Does Disallow: / block all crawlers from my entire site?
When applied to User-agent: *, the directive Disallow: / instructs all compliant crawlers not to access any page on your site. However, this only affects bots that respect the Robots Exclusion Protocol. Malicious scrapers, spam bots, and some AI training crawlers may ignore robots.txt entirely. Additionally, blocking crawling does not prevent indexing — if other websites link to your pages, Google may still list those URLs in search results without accessing the page content. For complete access control, combine robots.txt with server-side authentication or IP-based blocking.
Can I block AI training bots while allowing search engines?
Yes. The Block AI Bots preset creates separate User-agent blocks for GPTBot, ChatGPT-User, Google-Extended, CCBot, and anthropic-ai with Disallow: / rules, while leaving the default User-agent: * rule as Allow. This means Googlebot, Bingbot, and other search engine crawlers can still access your content normally, but AI training crawlers from OpenAI, Google AI, Common Crawl, and Anthropic are instructed not to scrape your pages. Keep in mind that compliance is voluntary — only well-behaved bots will respect these directives.
Does robots.txt guarantee my pages will not be indexed by Google?
No, and this is one of the most common misconceptions about robots.txt. Blocking a URL in robots.txt prevents crawlers from accessing the page content, but Google may still index the URL itself if it discovers it through external links, sitemaps, or other references. The indexed result will show limited information since Google cannot read the page. To reliably prevent indexing, use a noindex meta tag in the page's HTML or an X-Robots-Tag: noindex HTTP header. These require the page to be crawlable, so do not block them in robots.txt.
What is Crawl-delay and which search engines support it?

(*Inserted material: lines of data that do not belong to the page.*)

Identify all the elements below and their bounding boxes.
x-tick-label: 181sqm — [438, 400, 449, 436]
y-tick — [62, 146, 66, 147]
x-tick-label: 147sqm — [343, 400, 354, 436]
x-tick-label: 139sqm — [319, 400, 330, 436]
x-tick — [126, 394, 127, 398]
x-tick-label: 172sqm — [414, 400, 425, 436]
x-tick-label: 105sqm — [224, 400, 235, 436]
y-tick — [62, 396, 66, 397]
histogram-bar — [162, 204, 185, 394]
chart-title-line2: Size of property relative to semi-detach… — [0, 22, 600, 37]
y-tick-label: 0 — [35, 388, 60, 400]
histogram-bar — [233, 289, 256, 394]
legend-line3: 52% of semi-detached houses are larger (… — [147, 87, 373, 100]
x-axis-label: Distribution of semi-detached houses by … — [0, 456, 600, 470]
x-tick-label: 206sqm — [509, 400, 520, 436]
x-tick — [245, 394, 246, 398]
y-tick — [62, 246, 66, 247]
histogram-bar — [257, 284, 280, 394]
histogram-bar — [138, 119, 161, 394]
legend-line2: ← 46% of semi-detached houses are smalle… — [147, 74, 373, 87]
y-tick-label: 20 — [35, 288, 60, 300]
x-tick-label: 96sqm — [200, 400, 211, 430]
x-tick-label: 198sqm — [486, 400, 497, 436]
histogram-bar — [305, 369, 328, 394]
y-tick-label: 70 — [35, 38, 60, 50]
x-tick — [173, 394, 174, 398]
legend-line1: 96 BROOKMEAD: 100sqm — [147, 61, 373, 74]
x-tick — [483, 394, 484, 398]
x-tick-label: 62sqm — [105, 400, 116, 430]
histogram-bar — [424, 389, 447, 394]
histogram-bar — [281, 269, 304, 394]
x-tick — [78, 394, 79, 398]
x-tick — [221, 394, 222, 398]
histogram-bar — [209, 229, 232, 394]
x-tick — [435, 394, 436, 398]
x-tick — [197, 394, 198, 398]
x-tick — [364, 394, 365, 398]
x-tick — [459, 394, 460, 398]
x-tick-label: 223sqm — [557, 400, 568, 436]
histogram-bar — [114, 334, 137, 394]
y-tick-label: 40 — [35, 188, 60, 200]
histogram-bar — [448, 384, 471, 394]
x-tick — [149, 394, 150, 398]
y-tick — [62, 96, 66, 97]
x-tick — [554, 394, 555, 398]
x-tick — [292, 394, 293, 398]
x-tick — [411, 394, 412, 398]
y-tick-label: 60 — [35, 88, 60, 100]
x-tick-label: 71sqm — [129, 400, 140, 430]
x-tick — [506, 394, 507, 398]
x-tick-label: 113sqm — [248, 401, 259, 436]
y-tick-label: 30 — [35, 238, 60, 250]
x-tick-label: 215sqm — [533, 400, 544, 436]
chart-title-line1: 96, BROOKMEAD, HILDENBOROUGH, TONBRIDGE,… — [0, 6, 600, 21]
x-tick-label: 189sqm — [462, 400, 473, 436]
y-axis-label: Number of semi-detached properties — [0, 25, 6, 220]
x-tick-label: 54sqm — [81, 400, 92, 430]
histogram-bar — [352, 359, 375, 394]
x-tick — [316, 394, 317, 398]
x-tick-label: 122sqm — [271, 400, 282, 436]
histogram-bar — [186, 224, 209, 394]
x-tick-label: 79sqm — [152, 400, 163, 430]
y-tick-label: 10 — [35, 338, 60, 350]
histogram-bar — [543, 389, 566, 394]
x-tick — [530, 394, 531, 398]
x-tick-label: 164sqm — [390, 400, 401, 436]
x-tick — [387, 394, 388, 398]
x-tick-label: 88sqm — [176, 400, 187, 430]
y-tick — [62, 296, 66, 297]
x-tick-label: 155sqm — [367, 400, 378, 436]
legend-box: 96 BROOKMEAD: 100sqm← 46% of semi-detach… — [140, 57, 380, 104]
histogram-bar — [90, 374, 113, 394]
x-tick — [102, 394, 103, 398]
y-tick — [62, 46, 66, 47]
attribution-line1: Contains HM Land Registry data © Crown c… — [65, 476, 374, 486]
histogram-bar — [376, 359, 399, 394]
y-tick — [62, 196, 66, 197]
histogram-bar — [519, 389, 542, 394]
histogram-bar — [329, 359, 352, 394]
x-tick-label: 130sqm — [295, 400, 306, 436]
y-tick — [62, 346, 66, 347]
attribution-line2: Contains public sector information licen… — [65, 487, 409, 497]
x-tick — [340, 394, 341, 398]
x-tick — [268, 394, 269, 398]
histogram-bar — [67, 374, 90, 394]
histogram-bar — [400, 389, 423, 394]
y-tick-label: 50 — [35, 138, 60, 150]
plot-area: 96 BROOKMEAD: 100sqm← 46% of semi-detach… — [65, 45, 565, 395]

Crawl-delay is a directive that tells crawlers to wait a specified number of seconds between successive requests to your server. It helps prevent server overload from aggressive crawling. Bing and Yandex officially support Crawl-delay, but Google does not — Google ignores this directive entirely. To control Googlebot's crawl rate, use the Crawl Rate Settings in Google Search Console instead. If your server is struggling under crawler load, Crawl-delay can help with non-Google bots, but server-side rate limiting is a more reliable solution.
Should I include my sitemap URL in robots.txt?
Yes, adding a Sitemap directive to your robots.txt file is a recommended best practice. The Sitemap line (e.g., Sitemap: https://example.com/sitemap.xml) tells all crawlers where to find your XML sitemap, enabling faster discovery of your pages. This is especially valuable for new websites, sites with deep page hierarchies, or large e-commerce catalogs. You can include multiple Sitemap lines if you have several sitemap files. This directive works alongside submitting your sitemap through Google Search Console — both methods complement each other.
What happens if my robots.txt file has syntax errors?
Syntax errors in robots.txt can cause search engines to misinterpret your crawling rules, potentially blocking pages you want indexed or allowing access to pages you intended to block. Common errors include missing colons after directives, incorrect User-agent strings, and spaces in URLs. Googlebot is relatively forgiving with minor syntax issues, but other crawlers may be stricter. Always validate your robots.txt using Google Search Console's robots.txt Tester, which shows exactly how Googlebot interprets each rule and highlights any syntax problems.